For sales to EU private customers below the legal turnover limit, taxation takes place in Germany.

When the threshold is exceeded, processing takes place via the OSS procedure.

8. Cookies

We use:

  • Technically necessary cookies
  • Authentication cookies (Clerk)
  • Analytics cookies (Google Analytics, only with consent)

A cookie banner allows you to manage your consents.

9. Data Security

We implement modern security measures:

  • TLS/HTTPS encryption
  • Role-based access control
  • Serverless infrastructure (Netlify)
  • Monitoring (Sentry)
  • Distributed caching (Redis)
  • Background job processing (Bull Queues)

10. Data Transfer to Third Countries

Some of our service providers (e.g., Stripe, Clerk, Cloudinary, Google, Sentry) may transfer data to third countries.

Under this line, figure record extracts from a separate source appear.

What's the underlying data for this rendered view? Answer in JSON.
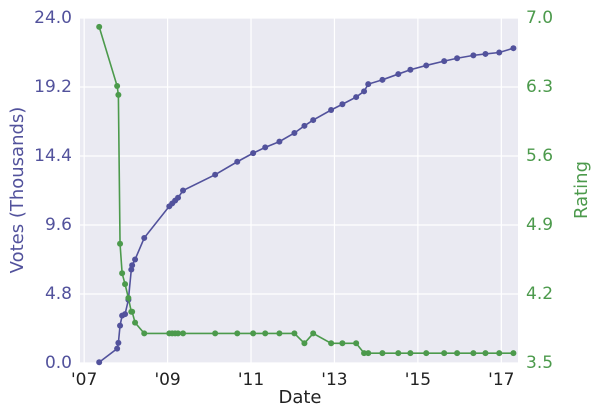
{
  "chart_data": {
    "type": "line",
    "xlabel": "Date",
    "ylabel": "Votes (Thousands)",
    "y2label": "Rating",
    "x": [
      2007.36,
      2007.79,
      2007.82,
      2007.86,
      2007.91,
      2007.98,
      2008.06,
      2008.13,
      2008.15,
      2008.22,
      2008.44,
      2009.04,
      2009.11,
      2009.18,
      2009.25,
      2009.37,
      2010.14,
      2010.67,
      2011.05,
      2011.34,
      2011.68,
      2012.04,
      2012.28,
      2012.49,
      2012.92,
      2013.19,
      2013.52,
      2013.71,
      2013.81,
      2014.15,
      2014.53,
      2014.82,
      2015.2,
      2015.63,
      2015.94,
      2016.33,
      2016.62,
      2016.95,
      2017.29
    ],
    "series": [
      {
        "color": "#52529c",
        "values": [
          0.05,
          1.0,
          1.4,
          2.6,
          3.3,
          3.4,
          4.4,
          6.5,
          6.8,
          7.2,
          8.7,
          10.9,
          11.1,
          11.3,
          11.5,
          12.0,
          13.1,
          14.0,
          14.6,
          15.0,
          15.4,
          16.0,
          16.5,
          16.9,
          17.6,
          18.0,
          18.5,
          18.9,
          19.4,
          19.7,
          20.1,
          20.4,
          20.7,
          21.0,
          21.2,
          21.4,
          21.5,
          21.6,
          21.9
        ]
      },
      {
        "color": "#4c9a4c",
        "axis": "y2",
        "values": [
          6.91,
          6.31,
          6.22,
          4.71,
          4.41,
          4.3,
          4.16,
          4.02,
          4.02,
          3.91,
          3.8,
          3.8,
          3.8,
          3.8,
          3.8,
          3.8,
          3.8,
          3.8,
          3.8,
          3.8,
          3.8,
          3.8,
          3.7,
          3.8,
          3.7,
          3.7,
          3.7,
          3.6,
          3.6,
          3.6,
          3.6,
          3.6,
          3.6,
          3.6,
          3.6,
          3.6,
          3.6,
          3.6,
          3.6
        ]
      }
    ],
    "xlim": [
      2006.9,
      2017.4
    ],
    "xticks": [
      {
        "value": 2007,
        "label": "'07"
      },
      {
        "value": 2009,
        "label": "'09"
      },
      {
        "value": 2011,
        "label": "'11"
      },
      {
        "value": 2013,
        "label": "'13"
      },
      {
        "value": 2015,
        "label": "'15"
      },
      {
        "value": 2017,
        "label": "'17"
      }
    ],
    "ylim": [
      0,
      24
    ],
    "yticks": [
      {
        "value": 0,
        "label": "0.0"
      },
      4.8,
      9.6,
      14.4,
      19.2,
      {
        "value": 24,
        "label": "24.0"
      }
    ],
    "y2lim": [
      3.5,
      7.0
    ],
    "y2ticks": [
      3.5,
      4.2,
      4.9,
      5.6,
      6.3,
      {
        "value": 7.0,
        "label": "7.0"
      }
    ],
    "grid": true
  }
}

Transfer only takes place in compliance with legal requirements (standard contractual clauses or adequacy decision).

11. Storage Duration

We store personal data only as long as:

  • It is necessary for contractual purposes
  • Legal retention periods exist
  • Legitimate interests exist

12. Rights of Data Subjects

You have the right to:

  • Information
  • Correction
  • Deletion
  • Restriction
  • Data portability
  • Withdrawal of consent
  • Complaint to a supervisory authority

Please send requests to: info@scoutsland.com

13. Changes to this Privacy Policy

We reserve the right to adapt this privacy policy when our services or legal requirements change.